Rickham P P, Stauffer U G
Prog Pediatr Surg. 1984;17:169-88.
The different methods of treatment of bladder exstrophy are described. Ureterosigmoidostomy and its various modifications are discussed and the longterm result critically reviewed. Urinary diversion by transplanting the ureters into an isolated segment of ileum or colon should, in the authors' opinion, only very rarely be necessary. Cutaneous ureterostomy is used only as a last resort in incontinent patients with severe renal damage. The greatest single advance in the management of the malformation has been the two-stage closure of the exstrophic bladder.

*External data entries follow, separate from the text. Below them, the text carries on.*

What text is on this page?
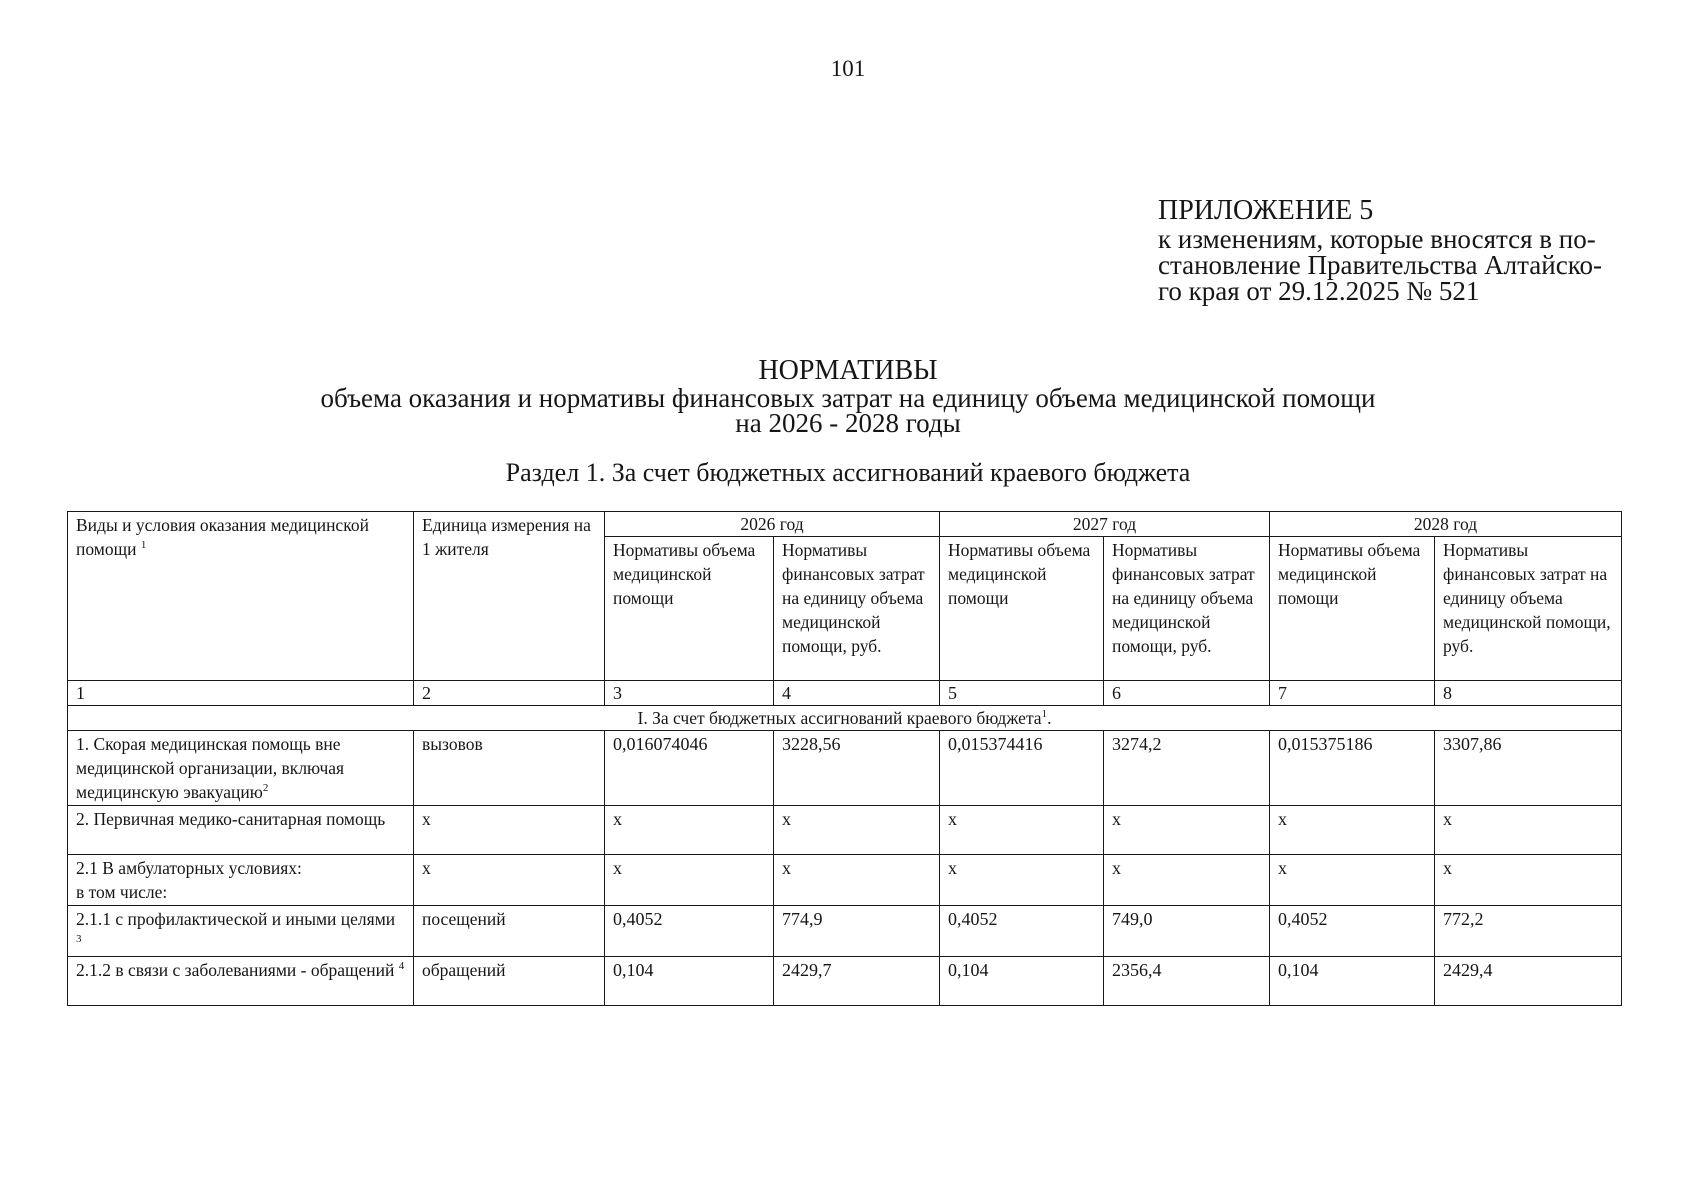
101
ПРИЛОЖЕНИЕ 5
к изменениям, которые вносятся в по-
становление Правительства Алтайско-
го края от 29.12.2025 № 521
НОРМАТИВЫ
объема оказания и нормативы финансовых затрат на единицу объема медицинской помощи
на 2026 - 2028 годы
Раздел 1. За счет бюджетных ассигнований краевого бюджета
Виды и условия оказания медицинской помощи $^1$	Единица измерения на 1 жителя	2026 год		2027 год		2028 год	
		Нормативы объема медицинской помощи	Нормативы финансовых затрат на единицу объема медицинской помощи, руб.	Нормативы объема медицинской помощи	Нормативы финансовых затрат на единицу объема медицинской помощи, руб.	Нормативы объема медицинской помощи	Нормативы финансовых затрат на единицу объема медицинской помощи, руб.
1	2	3	4	5	6	7	8
I. За счет бюджетных ассигнований краевого бюджета$^1$.							
1. Скорая медицинская помощь вне медицинской организации, включая медицинскую эвакуацию$^2$	вызовов	0,016074046	3228,56	0,015374416	3274,2	0,015375186	3307,86
2. Первичная медико-санитарная помощь	х	х	х	х	х	х	х

2.1 В амбулаторных условиях:
в том числе:	х	х	х	х	х	х	х
2.1.1 с профилактической и иными целями $^3$	посещений	0,4052	774,9	0,4052	749,0	0,4052	772,2
2.1.2 в связи с заболеваниями - обращений $^4$	обращений	0,104	2429,7	0,104	2356,4	0,104	2429,4
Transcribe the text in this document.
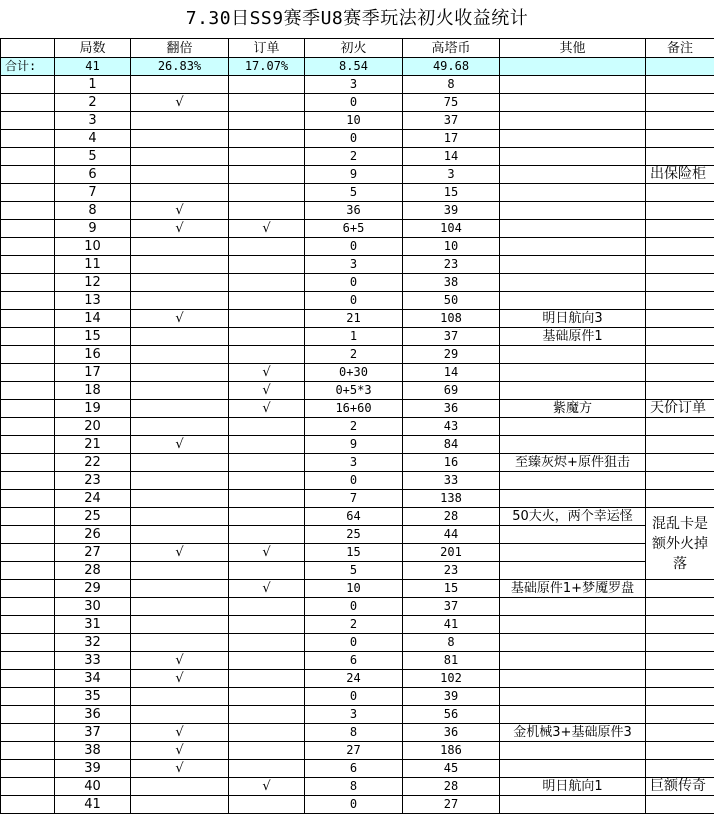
7.30日SS9赛季U8赛季玩法初火收益统计
	局数	翻倍	订单	初火	高塔币	其他	备注
合计:	41	26.83%	17.07%	8.54	49.68		
	1			3	8		
	2	√		0	75		
	3			10	37		
	4			0	17		
	5			2	14		
	6			9	3		出保险柜
	7			5	15		
	8	√		36	39		
	9	√	√	6+5	104		
	10			0	10		
	11			3	23		
	12			0	38		
	13			0	50		
	14	√		21	108	明日航向3	
	15			1	37	基础原件1	
	16			2	29		
	17		√	0+30	14		
	18		√	0+5*3	69		
	19		√	16+60	36	紫魔方	天价订单
	20			2	43		
	21	√		9	84		
	22			3	16	至臻灰烬+原件狙击	
	23			0	33		
	24			7	138		
	25			64	28	50大火，两个幸运怪	混乱卡是额外火掉落
	26			25	44		
	27	√	√	15	201		
	28			5	23		
	29		√	10	15	基础原件1+梦魇罗盘	
	30			0	37		
	31			2	41		
	32			0	8		
	33	√		6	81		
	34	√		24	102		
	35			0	39		
	36			3	56		
	37	√		8	36	金机械3+基础原件3	
	38	√		27	186		
	39	√		6	45		
	40		√	8	28	明日航向1	巨额传奇
	41			0	27		
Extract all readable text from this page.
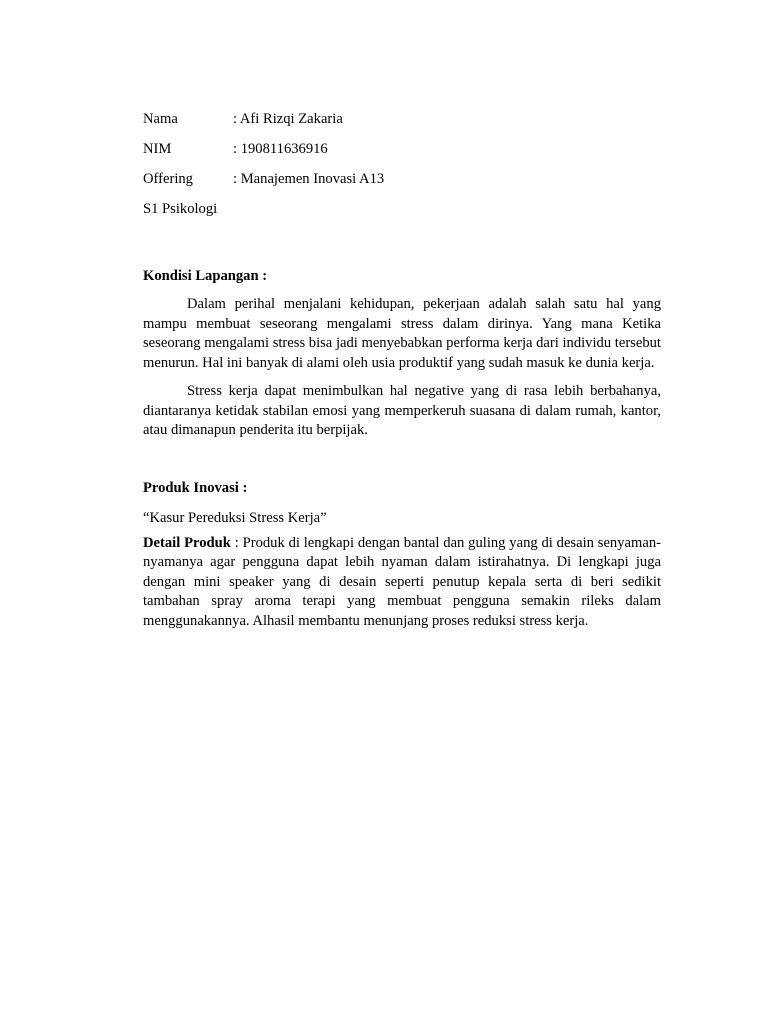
Nama	: Afi Rizqi Zakaria
NIM	: 190811636916
Offering	: Manajemen Inovasi A13
S1 Psikologi

Kondisi Lapangan :

Dalam perihal menjalani kehidupan, pekerjaan adalah salah satu hal yang mampu membuat seseorang mengalami stress dalam dirinya. Yang mana Ketika seseorang mengalami stress bisa jadi menyebabkan performa kerja dari individu tersebut menurun. Hal ini banyak di alami oleh usia produktif yang sudah masuk ke dunia kerja.

Stress kerja dapat menimbulkan hal negative yang di rasa lebih berbahanya, diantaranya ketidak stabilan emosi yang memperkeruh suasana di dalam rumah, kantor, atau dimanapun penderita itu berpijak.

Produk Inovasi :

“Kasur Pereduksi Stress Kerja”

Detail Produk : Produk di lengkapi dengan bantal dan guling yang di desain senyaman-nyamanya agar pengguna dapat lebih nyaman dalam istirahatnya. Di lengkapi juga dengan mini speaker yang di desain seperti penutup kepala serta di beri sedikit tambahan spray aroma terapi yang membuat pengguna semakin rileks dalam menggunakannya. Alhasil membantu menunjang proses reduksi stress kerja.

The authors' experiences in the two-stage closure of 28 patients with ectopia vesicae are described. No selection of patients was practiced. The results obtained, both clinically and by manometry of the operated bladder, are reviewed. The results are moderately satisfactory.
本文描述了膀胱外翻的不同治疗方法。讨论了输尿管乙状结肠吻合术及其各种改良术式,并对其长期效果进行了批判性回顾。作者认为,将输尿管移植到一段孤立的回肠或结肠中进行尿流改道的情况应该非常罕见。皮肤输尿管造口术仅在患有严重肾损害的尿失禁患者中作为最后手段使用。在畸形治疗方面最大的单项进展是膀胱外翻的两期闭合。描述了作者对28例膀胱外翻患者进行两期闭合的经验。未对患者进行选择。回顾了手术膀胱的临床及测压结果。结果中度令人满意。